Slashdot Mirror

← Back to Stories (view on slashdot.org)

Don't Hit That Back Button

Posted by ryuzaki0 on from the burn-your-bridges dept.

Saint Aardvark writes: "From the Bugtraq mailing list comes this warning: 'Using the Back Button in IE is dangerous'. When hitting the back button, javascript links will be executed in the security zone of the last url viewed.
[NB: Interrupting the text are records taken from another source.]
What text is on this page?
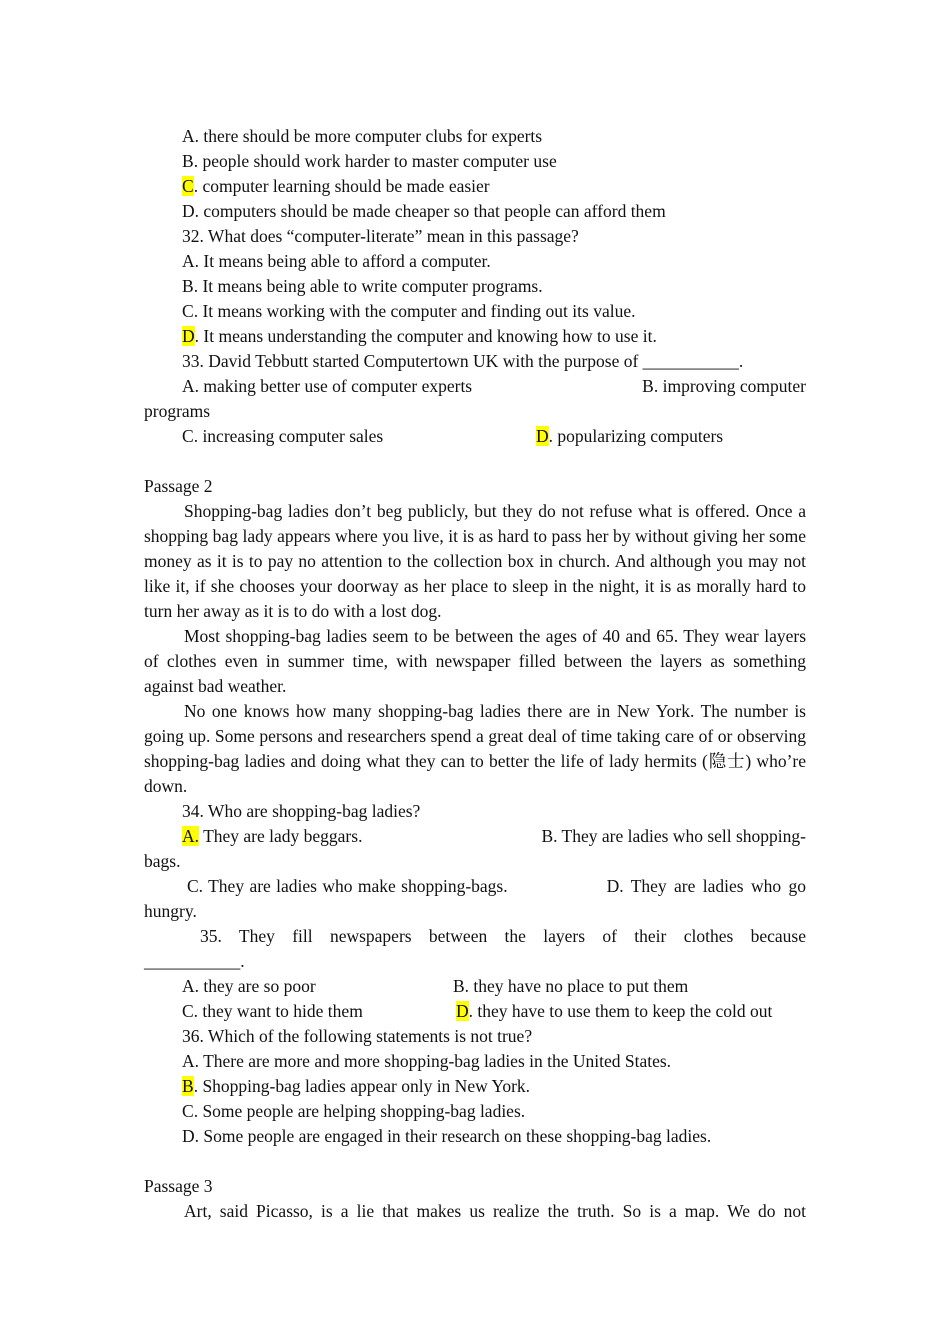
A. there should be more computer clubs for experts
B. people should work harder to master computer use
C. computer learning should be made easier
D. computers should be made cheaper so that people can afford them
32. What does “computer-literate” mean in this passage?
A. It means being able to afford a computer.
B. It means being able to write computer programs.
C. It means working with the computer and finding out its value.
D. It means understanding the computer and knowing how to use it.
33. David Tebbutt started Computertown UK with the purpose of ___________.
A. making better use of computer experts	B. improving computer
programs
C. increasing computer sales	D. popularizing computers
Passage 2

Shopping-bag ladies don’t beg publicly, but they do not refuse what is offered. Once a shopping bag lady appears where you live, it is as hard to pass her by without giving her some money as it is to pay no attention to the collection box in church. And although you may not like it, if she chooses your doorway as her place to sleep in the night, it is as morally hard to turn her away as it is to do with a lost dog.

Most shopping-bag ladies seem to be between the ages of 40 and 65. They wear layers of clothes even in summer time, with newspaper filled between the layers as something against bad weather.

No one knows how many shopping-bag ladies there are in New York. The number is going up. Some persons and researchers spend a great deal of time taking care of or observing shopping-bag ladies and doing what they can to better the life of lady hermits (隐士) who’re down.

34. Who are shopping-bag ladies?
A. They are lady beggars.	B. They are ladies who sell shopping-
bags.
C. They are ladies who make shopping-bags.	D. They are ladies who go
hungry.
35. They fill newspapers between the layers of their clothes because
___________.
A. they are so poor	B. they have no place to put them
C. they want to hide them	D. they have to use them to keep the cold out
36. Which of the following statements is not true?
A. There are more and more shopping-bag ladies in the United States.
B. Shopping-bag ladies appear only in New York.
C. Some people are helping shopping-bag ladies.
D. Some people are engaged in their research on these shopping-bag ladies.
Passage 3
Art, said Picasso, is a lie that makes us realize the truth. So is a map. We do not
Proof-of-concept included in the warning will execute minesweeper or read your Google cookies."

8 of 640 comments (clear)

  1. Using Linux considered harmful by Anonymous Coward · · Score: 0, Troll

    Using open source software is harmful as well, pressing any button is likely to cause it to segfault

  2. So much for trustworthy computing... by coupland · · Score: 1, Troll

    Microsoft seems to really be taking it in the shorts of late -- you can't help but feel a little sympathy watching the pathetic Benny-Hill skit that is their attempt at "trustworthy computing". Feels like the blonde's lost her dress and an angry mob is chasing Gates through the streets of London in double-time. Even hindsight makes it seem that much more pathetic.

  3. see? Microsoft _does_ innovate! by jdbo · · Score: 1, Troll

    This is one of the most beautiful bugs I've ever seen - Microsoft is clearly an innovator in bringing ever-more-advanced, aesthetically-pleasing bugs to customers.

    Seriously though... there is a true elegance to this vulnerability that one rarely sees in the usual passel of buffer overflows, etc.

    This bug combines a canonical and visceral piece of browser functionality (back-button) with a conceptually and technically advanced, as well as invisibly-controlled piece of browser functionality (site-specific browser security settings). What wonderful juxtaposition!

    C'mon! At least this is far better than the usual "ironic" bugs that come up (i.e. default passwords in a security program - har-de-har-snore).

  4. Extra verbiage warning. by fanatic · · Score: 1, Troll

    'Using the Back Button in IE is dangerous'.

    That was supposed to be 'Using IE is dangerous'.

    --
    "that's not encryption - it's a new perl script that I'm working on..." - from some Matrix parody
  5. Re:Back buttons by Wakko+Warner · · Score: 1, Troll

    since when was using anything in IE safe?

    I've found that clicking on the little square with the "X" in it at the top of the window is pretty safe.

    - A.P.

    --
    "Remember when the U.S. had a drug problem, and then we declared a War On Drugs, and now you can't buy drugs anymore?"
  6. Re:My company's solution to IE by BlackEmperor · · Score: 0, Troll

    why is there no "dumb" or "poser" moderation option?

    --
    "all broken things dream of repair" - chris letcher
  7. Re:Go Mozilla! by EzInKy · · Score: 0, Troll

    But Opera isn't Open Source. The only way to cure the ills of M$ is to use code that is open and fixable by everybody.

    --
    Time is what keeps everything from happening all at once.
  8. Lord, you're still at it by Vicegrip · · Score: 1, Troll

    with that asinine Konqueror troll.

    "If IE's Windows integration is a monopoly, then I'm all for the removal of Konqueror from KDE."

    Let me assure you that the irony of you posting this drivel in a discussion thread about the latest exploit for IE has escaped no one. You are making quite the fool of yourself.

    --
    Do not spread "09 F9 11 02 9D 74 E3 5B D8 41 56 C5 63 56 88 C0" over the internet, thank you.